Do not be alarmed by this heavily armed, parasitic wasp that bears no close relationship to any other organism, and is such a badarse that it apparently traded flying for leaping like a grasshopper. Mercifully, Aptenoperissus burmanicus went extinct a long time ago. Image: Oregon State University
Encased in 100-million year old amber, this spectacularly well-preserved wasp was unearthed in the Hukawng Valley in Myanmar, one of the richest deposits of Cretaceous fossils on Earth. The creature is so unusual in appearance that scientists spent a long time debating whether it was a wasp at all, with some arguing that it has the brawny hind limbs of a grasshopper. Others claimed that it has the armoured belly of a cockroach.
Eventually, Oregon State University biologist George Poinar deemed the chimeric monster to be some kind of Hymenoptera, the insect order comprising wasps, bees and ants. "The face looked mostly like a wasp," Poinar explained in a statement, adding that his team had to create an entirely new family, Aptenoperissidae, because the creature "just didn't fit anywhere else."
Writing in Cretaceous Research, Poinar and his colleagues identify their specimen as a female. They speculate that she might have used her long legs to burrow in and out of cavities in the ground, laying eggs inside the developing pupae of other insects. When her unfortunate victims attempted to muster a defence, A. burmanicus probably attacked with that sharp, jagged stinger, using her springboard legs to jump out of harm's way. Wings would have been a hindrance, the researchers say.
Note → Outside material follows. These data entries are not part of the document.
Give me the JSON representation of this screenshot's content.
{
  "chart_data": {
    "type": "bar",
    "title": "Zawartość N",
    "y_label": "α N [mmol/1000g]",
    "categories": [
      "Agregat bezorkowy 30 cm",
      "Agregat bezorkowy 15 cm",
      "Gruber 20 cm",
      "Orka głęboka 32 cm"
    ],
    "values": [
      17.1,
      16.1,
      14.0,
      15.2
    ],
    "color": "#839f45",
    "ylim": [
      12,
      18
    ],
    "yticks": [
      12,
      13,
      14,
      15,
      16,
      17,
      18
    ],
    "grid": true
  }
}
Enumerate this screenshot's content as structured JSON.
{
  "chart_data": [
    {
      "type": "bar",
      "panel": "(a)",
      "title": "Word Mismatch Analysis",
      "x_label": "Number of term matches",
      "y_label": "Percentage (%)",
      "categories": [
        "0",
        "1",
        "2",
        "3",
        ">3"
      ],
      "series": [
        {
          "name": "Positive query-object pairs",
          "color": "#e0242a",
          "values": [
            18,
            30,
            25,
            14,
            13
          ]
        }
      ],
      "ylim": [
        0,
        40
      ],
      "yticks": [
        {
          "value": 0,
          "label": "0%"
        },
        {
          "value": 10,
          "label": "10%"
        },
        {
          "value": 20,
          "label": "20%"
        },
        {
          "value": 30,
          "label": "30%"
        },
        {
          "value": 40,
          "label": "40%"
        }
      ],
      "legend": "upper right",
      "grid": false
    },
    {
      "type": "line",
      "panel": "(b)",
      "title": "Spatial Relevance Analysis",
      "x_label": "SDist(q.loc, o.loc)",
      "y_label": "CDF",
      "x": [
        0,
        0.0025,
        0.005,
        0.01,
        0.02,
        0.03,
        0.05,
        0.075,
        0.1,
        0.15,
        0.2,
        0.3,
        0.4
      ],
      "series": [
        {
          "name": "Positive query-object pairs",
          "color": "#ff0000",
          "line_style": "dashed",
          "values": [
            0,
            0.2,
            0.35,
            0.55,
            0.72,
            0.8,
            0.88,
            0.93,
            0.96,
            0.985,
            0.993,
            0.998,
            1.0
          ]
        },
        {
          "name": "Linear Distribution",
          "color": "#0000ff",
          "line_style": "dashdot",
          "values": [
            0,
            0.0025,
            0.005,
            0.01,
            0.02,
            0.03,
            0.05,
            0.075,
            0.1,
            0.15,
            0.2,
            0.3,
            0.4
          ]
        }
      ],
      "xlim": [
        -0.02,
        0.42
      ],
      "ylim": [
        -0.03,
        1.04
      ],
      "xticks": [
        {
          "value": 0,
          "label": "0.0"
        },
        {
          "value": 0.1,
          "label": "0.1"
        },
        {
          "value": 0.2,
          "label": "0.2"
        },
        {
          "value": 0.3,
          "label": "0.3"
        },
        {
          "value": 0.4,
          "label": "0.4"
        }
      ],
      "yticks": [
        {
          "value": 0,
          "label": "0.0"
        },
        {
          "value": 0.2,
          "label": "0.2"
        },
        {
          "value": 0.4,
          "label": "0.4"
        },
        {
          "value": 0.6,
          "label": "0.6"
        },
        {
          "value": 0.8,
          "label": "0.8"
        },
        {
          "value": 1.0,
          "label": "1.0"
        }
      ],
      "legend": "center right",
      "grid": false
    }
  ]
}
On the one hand, it's a shame that such a gnarly predator winked out of existence millions of years ago, with no living relatives to carry on its vicious lifestyle. Then again, consider the fact that any surviving descendants would have not only pulled through the Cretaceous mass extinction, but enjoyed another 66 million years of evolution, to boot. I'm not sure I'd want to live in their world.